Decide the desirable system attributes
After collecting and clarifying the requirements from the product and engineering team, list the desired system attributes. Consider the trade-offs for each.
One trade-off is whether we care to design a system which is scalable (high availability and throughput, low latency) or is strongly consistent and transactional.
Another trade-off is between maintainability and speed of iteration. That’s a measure of organisational and software delivery performance, e.g. team culture and handling tech debt, not only the choice of technology.
1. Reliability
The system functions correctly in case of failures and malicious attacks with very little or no downtime. It does so by self-healing in case of network errors, infrastructure problems, malicious attacks and system load.
2. Scalability
The system handles increased load without degraded performance. It does so by automatically scaling out for peak demands and scaling in when demand decreases, in all necessary components like infrastructure, application services and data stores.
3. Maintainability
The system is simple to operate and evolve over time without major code refactorings. It does so with a coherent design, reusability of components, simplified monitoring, deployment and administration.
4. Efficiency
The system makes use of available resources and optimises cost. It does so by handling scaling in and out according to demand, predicting usage patterns and achieving economies of scale with techniques like reserved infrastructure and scale-to-zero.
5. Security
The system guarantees confidenciality, integrity and protection against malicious attacks. It does so by being vigilant to quickly detect and remediate vulnerabilities.
6. Observability
The internal state of the system can be inferred from knowledge of its external outputs. It does so by providing metrics, traces, logs and alerts in an aggregated way to ease troubleshooting and allows replication and simulation of real-life failures.
7. Consistency (UX)
The system offers a consistent user experience on multiple platforms. When users switch devices, they can continue where they left off. It does so by maintaining the user state with the appropriate mechanisms like caching and real-time communication with client devices.
8. Idempotency
The system handles repeat requests without unwanted side-effects. For example, if a payment fails, it can be retried without losing money. It does so by using idempotency keys for state-changing requests and using appropriate techniques like exponential backoff and random jitter for handling retries.
9. Transactionality
The system must handle Online Transaction Processing (OLTP).
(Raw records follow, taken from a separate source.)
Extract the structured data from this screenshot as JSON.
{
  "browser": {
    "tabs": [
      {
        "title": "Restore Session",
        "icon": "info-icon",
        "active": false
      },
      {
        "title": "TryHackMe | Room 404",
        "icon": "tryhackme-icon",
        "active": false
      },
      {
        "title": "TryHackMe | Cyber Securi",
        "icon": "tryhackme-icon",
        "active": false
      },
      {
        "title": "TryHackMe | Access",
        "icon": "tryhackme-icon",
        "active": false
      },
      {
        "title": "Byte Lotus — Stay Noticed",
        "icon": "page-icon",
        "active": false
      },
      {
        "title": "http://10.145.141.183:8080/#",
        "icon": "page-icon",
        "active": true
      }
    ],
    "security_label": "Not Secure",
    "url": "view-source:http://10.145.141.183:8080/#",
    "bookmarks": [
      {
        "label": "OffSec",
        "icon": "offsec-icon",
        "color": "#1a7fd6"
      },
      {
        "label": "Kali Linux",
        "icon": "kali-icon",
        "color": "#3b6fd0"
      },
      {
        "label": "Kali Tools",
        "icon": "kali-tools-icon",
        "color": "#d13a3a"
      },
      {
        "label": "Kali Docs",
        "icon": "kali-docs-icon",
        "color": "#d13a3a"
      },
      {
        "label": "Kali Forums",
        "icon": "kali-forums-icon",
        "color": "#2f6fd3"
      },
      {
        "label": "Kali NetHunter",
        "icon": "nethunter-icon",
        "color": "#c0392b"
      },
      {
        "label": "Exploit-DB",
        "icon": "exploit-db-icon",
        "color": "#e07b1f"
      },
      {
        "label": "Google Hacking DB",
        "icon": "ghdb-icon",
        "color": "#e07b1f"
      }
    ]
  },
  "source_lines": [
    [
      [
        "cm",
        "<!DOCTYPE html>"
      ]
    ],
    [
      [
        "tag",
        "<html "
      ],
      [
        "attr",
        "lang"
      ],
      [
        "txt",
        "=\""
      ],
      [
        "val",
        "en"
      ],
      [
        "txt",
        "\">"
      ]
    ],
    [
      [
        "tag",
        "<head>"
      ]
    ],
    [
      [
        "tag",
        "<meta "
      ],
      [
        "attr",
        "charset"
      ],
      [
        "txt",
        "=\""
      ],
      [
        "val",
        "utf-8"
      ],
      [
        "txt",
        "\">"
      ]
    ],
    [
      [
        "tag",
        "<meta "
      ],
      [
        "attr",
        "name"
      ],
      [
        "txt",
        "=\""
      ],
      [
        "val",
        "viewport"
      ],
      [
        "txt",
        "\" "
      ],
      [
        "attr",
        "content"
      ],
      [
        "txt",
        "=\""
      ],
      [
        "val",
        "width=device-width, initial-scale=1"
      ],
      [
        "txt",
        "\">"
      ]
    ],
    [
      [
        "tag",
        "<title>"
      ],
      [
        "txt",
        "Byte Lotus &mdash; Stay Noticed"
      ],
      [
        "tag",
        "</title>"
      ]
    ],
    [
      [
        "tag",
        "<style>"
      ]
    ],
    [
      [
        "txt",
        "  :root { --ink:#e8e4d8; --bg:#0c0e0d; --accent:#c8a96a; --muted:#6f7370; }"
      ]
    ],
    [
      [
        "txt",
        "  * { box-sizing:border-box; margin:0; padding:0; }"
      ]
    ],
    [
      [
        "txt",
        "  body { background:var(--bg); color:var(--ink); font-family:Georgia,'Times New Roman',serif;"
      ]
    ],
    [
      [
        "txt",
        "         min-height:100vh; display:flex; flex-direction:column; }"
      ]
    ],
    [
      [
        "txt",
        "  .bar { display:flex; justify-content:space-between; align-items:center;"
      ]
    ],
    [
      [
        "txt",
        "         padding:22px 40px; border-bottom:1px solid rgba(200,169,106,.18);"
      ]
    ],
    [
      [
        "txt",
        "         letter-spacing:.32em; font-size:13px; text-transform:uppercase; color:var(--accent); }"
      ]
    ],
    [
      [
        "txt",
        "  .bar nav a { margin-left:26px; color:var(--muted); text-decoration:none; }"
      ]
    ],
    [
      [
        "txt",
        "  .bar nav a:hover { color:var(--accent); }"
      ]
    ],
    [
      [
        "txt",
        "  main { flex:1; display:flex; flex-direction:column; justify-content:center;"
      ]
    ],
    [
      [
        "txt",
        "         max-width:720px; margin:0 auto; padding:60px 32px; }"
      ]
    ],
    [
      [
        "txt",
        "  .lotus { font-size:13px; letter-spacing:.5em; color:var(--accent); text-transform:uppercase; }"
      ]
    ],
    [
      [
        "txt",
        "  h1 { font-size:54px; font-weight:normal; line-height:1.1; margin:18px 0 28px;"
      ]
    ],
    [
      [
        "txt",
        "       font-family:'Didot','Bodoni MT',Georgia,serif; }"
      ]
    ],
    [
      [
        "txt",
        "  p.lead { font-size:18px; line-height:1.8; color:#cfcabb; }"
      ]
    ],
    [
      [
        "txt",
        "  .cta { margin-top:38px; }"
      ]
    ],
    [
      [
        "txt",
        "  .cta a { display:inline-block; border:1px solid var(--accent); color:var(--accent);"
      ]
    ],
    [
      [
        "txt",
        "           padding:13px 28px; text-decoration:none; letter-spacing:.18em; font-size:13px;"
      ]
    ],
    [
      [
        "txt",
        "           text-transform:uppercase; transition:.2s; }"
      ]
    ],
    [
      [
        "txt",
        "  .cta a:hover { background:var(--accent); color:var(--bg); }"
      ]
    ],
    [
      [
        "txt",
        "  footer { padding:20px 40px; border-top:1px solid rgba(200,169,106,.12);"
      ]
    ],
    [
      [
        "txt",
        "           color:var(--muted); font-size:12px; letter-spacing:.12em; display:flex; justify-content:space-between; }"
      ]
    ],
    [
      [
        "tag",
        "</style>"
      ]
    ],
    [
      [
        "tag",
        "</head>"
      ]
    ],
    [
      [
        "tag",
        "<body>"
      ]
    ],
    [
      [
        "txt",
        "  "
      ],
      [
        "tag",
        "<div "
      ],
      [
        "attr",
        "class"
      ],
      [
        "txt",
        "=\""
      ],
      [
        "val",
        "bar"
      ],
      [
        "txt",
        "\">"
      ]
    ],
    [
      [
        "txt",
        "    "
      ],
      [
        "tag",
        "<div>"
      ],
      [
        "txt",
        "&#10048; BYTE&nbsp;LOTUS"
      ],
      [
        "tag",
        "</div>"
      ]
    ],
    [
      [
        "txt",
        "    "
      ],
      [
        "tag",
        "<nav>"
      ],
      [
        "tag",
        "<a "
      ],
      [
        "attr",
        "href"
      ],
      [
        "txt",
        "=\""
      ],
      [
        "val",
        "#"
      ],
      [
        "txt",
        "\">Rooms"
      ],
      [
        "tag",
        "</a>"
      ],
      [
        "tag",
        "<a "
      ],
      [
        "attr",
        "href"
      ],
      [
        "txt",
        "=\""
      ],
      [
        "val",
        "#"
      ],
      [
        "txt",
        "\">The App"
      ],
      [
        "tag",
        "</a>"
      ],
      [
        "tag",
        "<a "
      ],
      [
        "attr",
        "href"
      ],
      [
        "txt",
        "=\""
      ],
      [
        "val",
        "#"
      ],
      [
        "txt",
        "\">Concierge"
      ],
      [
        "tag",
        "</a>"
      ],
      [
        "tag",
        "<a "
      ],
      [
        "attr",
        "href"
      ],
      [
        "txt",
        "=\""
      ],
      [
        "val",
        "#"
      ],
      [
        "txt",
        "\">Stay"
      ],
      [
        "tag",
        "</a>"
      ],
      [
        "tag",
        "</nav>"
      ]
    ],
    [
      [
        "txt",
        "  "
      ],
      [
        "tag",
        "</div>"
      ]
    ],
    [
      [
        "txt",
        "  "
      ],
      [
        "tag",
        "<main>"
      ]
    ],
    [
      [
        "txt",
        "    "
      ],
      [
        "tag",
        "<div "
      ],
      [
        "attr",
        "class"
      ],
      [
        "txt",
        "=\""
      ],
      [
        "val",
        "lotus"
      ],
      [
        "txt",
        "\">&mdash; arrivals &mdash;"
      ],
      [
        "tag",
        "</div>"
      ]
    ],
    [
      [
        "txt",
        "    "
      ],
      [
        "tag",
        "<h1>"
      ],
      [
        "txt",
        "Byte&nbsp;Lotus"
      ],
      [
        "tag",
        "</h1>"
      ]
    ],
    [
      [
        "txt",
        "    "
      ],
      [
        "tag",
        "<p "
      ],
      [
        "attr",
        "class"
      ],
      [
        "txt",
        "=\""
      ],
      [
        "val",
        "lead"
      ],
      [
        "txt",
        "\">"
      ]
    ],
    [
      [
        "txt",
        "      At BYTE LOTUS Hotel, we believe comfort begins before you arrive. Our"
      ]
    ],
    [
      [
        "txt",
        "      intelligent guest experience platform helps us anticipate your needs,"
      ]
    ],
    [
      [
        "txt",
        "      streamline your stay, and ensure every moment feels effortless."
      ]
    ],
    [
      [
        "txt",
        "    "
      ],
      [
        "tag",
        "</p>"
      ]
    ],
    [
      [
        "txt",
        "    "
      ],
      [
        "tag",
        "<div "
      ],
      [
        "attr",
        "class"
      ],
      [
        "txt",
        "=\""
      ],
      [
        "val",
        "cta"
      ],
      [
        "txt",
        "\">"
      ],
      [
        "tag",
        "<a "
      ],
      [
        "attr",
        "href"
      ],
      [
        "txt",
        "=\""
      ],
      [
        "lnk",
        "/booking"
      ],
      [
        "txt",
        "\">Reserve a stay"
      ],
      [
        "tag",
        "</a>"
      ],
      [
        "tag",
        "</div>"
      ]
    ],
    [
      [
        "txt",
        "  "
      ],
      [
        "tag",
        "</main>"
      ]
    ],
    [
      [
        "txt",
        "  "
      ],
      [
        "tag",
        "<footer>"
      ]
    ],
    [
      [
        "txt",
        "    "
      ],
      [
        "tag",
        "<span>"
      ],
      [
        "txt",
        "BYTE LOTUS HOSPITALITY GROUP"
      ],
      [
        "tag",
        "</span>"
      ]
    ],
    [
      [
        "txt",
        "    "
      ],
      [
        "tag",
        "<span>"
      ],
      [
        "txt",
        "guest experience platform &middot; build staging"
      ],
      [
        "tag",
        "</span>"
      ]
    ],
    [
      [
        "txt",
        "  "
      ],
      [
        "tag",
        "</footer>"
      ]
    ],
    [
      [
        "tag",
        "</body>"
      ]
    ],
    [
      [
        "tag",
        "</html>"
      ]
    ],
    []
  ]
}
Transactions are logical units made of multiple read and write operations.
It must be in one of two states:
- Committed to the database in case it succeeds
- Rolled back in case of failure
OLTP vs OLAP
OLTP systems offer strong ACID guarantees.
- Atomicity: all transactions succeed or are rolled-back
- Consistency: after each transaction the system is structurally sound
- Isolation: transactions don’t interfere with one another and appear to run sequentially
- Durability: commited transactions are permanent even after system failures
By contrast, most Online Analytical Processing (OLAP) systems offer BASE guarantees.
- Basic Availability: the databases work most of the time
- Soft State: data stores don’t offer reading consistency across replicas
- Eventual Consistency: at some point the data stores become consistent
Consistency vs scalability
ACID vs BASE is mostly about consistency vs scalability.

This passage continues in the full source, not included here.